SKA of 8 is similar to SKA of 7 but the result of the subject formula must then be consed with the input subject, in the manner described for cell formulas.
SKA of 9 analyzes the subformula, then applies the / primitive as in 0.
If the result is known, we can continue to analyze the resulting noun as a formula, using the computed core as a subject.
Otherwise we must simply return [%gues ~].
SKA of 10 analyzes both the tree and patch subformulae, and returns a result representing the partial knowledge of the patch inserted into the partial knowledge of the tree.
SKA of 11 may analyze dynamic hints, but does not strictly need to as SKA is not required to inform of crashes.
SKA treets all Nock 12 computations as returning [%gues ~]
When analyzing a Nock computation, it may be necessary to combine partial knowledge of two nouns into partial knowledge of a cell constructed from those two nouns.
This is done by creating a %bets sock combining the two and then normalizing.
Looking up an axis into a sock should return whatever can be known about what looking up an axis into the full noun would return.

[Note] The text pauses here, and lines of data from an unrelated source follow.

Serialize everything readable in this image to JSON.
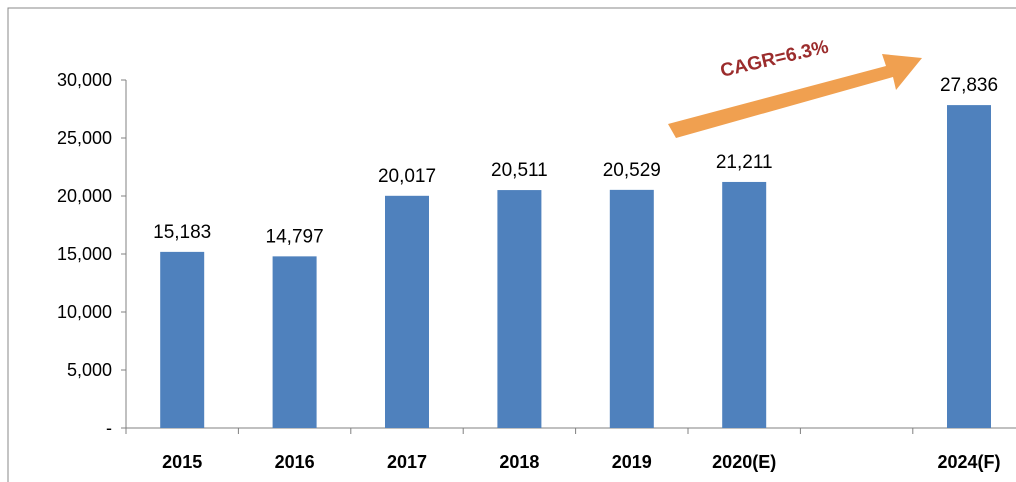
{
  "chart_data": {
    "type": "bar",
    "categories": [
      "2015",
      "2016",
      "2017",
      "2018",
      "2019",
      "2020(E)",
      "",
      "2024(F)"
    ],
    "values": [
      15183,
      14797,
      20017,
      20511,
      20529,
      21211,
      null,
      27836
    ],
    "data_labels": [
      "15,183",
      "14,797",
      "20,017",
      "20,511",
      "20,529",
      "21,211",
      "",
      "27,836"
    ],
    "y_ticks": [
      0,
      5000,
      10000,
      15000,
      20000,
      25000,
      30000
    ],
    "y_tick_labels": [
      "-",
      "5,000",
      "10,000",
      "15,000",
      "20,000",
      "25,000",
      "30,000"
    ],
    "ylim": [
      0,
      30000
    ],
    "title": "",
    "xlabel": "",
    "ylabel": "",
    "grid": false,
    "legend": "none",
    "bar_color": "#4F81BD",
    "annotation": {
      "text": "CAGR=6.3%",
      "text_color": "#9B2C2C",
      "arrow_color": "#F0A050"
    }
  }
}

The case for %know is trivial, and %bets likewise has an obvious interpretation.
Looking up a non-1 axis into a known atom or into a [%dice ~] sock should produce knowledge of a crash.
Looking up an axis into [%gues ~] should produce [%gues ~]
Editing a sock at an axis involves constructing the path to the patch (described by the edit axis) from %bets cells, the last of which has as its head or tail (depending on the axis) the patch sock.
Heads or tails at other levels are straightforwardly constructed from the sock being edited.
Descending into a [%dice ~] case produces knowledge of a crash.
Descending into a [%gues ~] case causes each branch off the path to the path to also be [%gues ~].
Intersecting two socks produces a sock with knowledge where the intersected socks agree, and ignorance where one represents ignorance or the socks disagree.
Intersection descends into %know cases in order to produce the maximum degree of agreed-upon knowledge.